Belongingness theory is a relatively new concept: the landmark paper The Need to Belong by R.F. Baumeister and M.R. Leary dates to 1995. The initial groundwork, however, was laid in 1956 by researchers Donald Horton and Richard Wohl, who posited that television viewers form "parasocial relationships" with personalities and actors observed on television. Simply put, we become part of their family and relate to them as if we are on familiar terms with them. We know their mannerisms, catchphrases and in-jokes of their circle, and thus we belong to it by extension.
What Baumeister and Leary did was transpose the concept of parasocial relationships to evolutionary psychology; the need to belong has vital, biological roots that ensure survival of both individual and species due to the simple fact that people survived better in groups than alone. The final step in the evolutionary process is an actual physical desire for social interaction and inclusion.
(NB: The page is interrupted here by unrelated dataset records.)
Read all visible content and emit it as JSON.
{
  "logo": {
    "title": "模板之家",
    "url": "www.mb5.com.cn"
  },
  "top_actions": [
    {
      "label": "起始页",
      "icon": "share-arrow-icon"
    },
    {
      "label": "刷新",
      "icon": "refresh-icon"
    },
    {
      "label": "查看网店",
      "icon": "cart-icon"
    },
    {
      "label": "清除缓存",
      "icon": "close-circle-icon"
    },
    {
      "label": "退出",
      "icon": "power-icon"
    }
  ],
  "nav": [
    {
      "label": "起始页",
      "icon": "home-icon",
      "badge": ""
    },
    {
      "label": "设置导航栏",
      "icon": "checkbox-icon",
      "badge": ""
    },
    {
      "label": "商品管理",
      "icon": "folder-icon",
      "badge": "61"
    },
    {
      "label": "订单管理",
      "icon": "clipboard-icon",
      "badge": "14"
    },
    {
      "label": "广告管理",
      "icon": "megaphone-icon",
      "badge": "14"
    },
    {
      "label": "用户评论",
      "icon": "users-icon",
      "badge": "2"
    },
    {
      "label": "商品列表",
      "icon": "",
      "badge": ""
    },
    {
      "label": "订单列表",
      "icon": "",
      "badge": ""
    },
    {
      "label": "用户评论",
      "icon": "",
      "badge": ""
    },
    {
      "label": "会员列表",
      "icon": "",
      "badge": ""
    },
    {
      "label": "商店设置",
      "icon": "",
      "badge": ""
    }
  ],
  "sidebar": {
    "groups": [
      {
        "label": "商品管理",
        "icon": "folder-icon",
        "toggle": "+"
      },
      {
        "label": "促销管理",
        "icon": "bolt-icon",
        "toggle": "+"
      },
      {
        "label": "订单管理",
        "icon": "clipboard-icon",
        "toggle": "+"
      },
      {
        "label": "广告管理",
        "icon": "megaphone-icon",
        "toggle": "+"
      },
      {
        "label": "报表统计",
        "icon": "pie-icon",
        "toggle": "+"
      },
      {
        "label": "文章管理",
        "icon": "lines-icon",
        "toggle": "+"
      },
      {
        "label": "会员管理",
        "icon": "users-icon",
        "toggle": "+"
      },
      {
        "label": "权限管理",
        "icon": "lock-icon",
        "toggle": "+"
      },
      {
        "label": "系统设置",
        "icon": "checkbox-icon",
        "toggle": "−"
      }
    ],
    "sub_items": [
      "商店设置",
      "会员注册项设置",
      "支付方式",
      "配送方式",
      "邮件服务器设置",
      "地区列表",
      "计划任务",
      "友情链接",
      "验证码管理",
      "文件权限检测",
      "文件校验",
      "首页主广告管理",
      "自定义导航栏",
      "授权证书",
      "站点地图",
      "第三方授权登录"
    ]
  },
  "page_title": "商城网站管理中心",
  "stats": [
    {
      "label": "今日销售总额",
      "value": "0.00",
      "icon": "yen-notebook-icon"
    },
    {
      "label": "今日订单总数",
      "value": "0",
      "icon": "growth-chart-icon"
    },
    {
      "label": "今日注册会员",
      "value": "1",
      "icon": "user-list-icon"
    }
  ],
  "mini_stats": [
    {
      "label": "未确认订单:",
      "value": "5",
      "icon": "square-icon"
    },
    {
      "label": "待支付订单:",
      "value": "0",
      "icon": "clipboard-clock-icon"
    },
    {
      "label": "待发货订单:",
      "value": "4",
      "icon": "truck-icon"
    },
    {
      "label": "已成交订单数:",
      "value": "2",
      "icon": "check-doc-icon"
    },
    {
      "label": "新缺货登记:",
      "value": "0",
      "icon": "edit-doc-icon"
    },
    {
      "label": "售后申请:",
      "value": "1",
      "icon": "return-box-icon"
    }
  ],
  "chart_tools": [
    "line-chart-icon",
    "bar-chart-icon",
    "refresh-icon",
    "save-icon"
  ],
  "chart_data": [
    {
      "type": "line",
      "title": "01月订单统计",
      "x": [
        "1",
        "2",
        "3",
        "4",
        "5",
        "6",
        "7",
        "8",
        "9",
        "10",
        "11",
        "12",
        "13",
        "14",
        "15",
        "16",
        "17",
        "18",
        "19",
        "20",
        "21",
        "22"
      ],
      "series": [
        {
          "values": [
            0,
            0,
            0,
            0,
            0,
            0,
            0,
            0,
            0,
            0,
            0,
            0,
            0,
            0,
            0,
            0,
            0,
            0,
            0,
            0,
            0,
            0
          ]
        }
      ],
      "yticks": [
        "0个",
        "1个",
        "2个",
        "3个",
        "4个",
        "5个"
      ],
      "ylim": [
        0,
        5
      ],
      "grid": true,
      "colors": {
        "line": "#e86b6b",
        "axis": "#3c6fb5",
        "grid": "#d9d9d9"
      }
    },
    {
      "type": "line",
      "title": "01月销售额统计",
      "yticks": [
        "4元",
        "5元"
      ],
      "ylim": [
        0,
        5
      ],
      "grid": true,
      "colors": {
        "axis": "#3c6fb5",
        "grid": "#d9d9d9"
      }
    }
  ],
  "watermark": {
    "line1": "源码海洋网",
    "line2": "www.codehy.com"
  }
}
Some psychologists, such as Dr. Jaak Panksepp, take it even further, claiming that close social relationships actually produce opiate-like neurochemical reactions in the brain itself. In some cases parasocial relationships are so powerful that soap opera actors have received hate mail and threats from viewers for breaking up marriages that in fact exist only in scripts. The larger and more diversified the "family" (read ensemble cast) the more opportunities to join and belong. This may well be what Cheers and The Simpsons have most in common.
I won't rest my argument on one animated series. Has anyone noticed how large the cast of SpongeBob SquarePants is? Besides the great quartet of SpongeBob, Partick, Squidward and Mr. Krabs, there's Sandy Cheeks, Mrs. Puffer, Pearl, Larry the Weightlifting Lobster, and many other oft-seen denizens of Bikini Bottom. The show is also one of the most popular ever to be developed for a cable network and has as many adult fans as child fans. How about South Park? I defy anyone to look at the large, recurring cast and not define this show as an ensemble comedy. Has it been long-running and popular? You bet your cheesy poofs. King of the Hill? Same idea. Futurama was so popular that is was brought back from the dead to entertain a new wave of fans. And let's not forget one of the very best efforts to come out of Adult Swim: The Venture Bros., with its multitudinous cast of screwed-up heroes and villains was more than just a cult hit.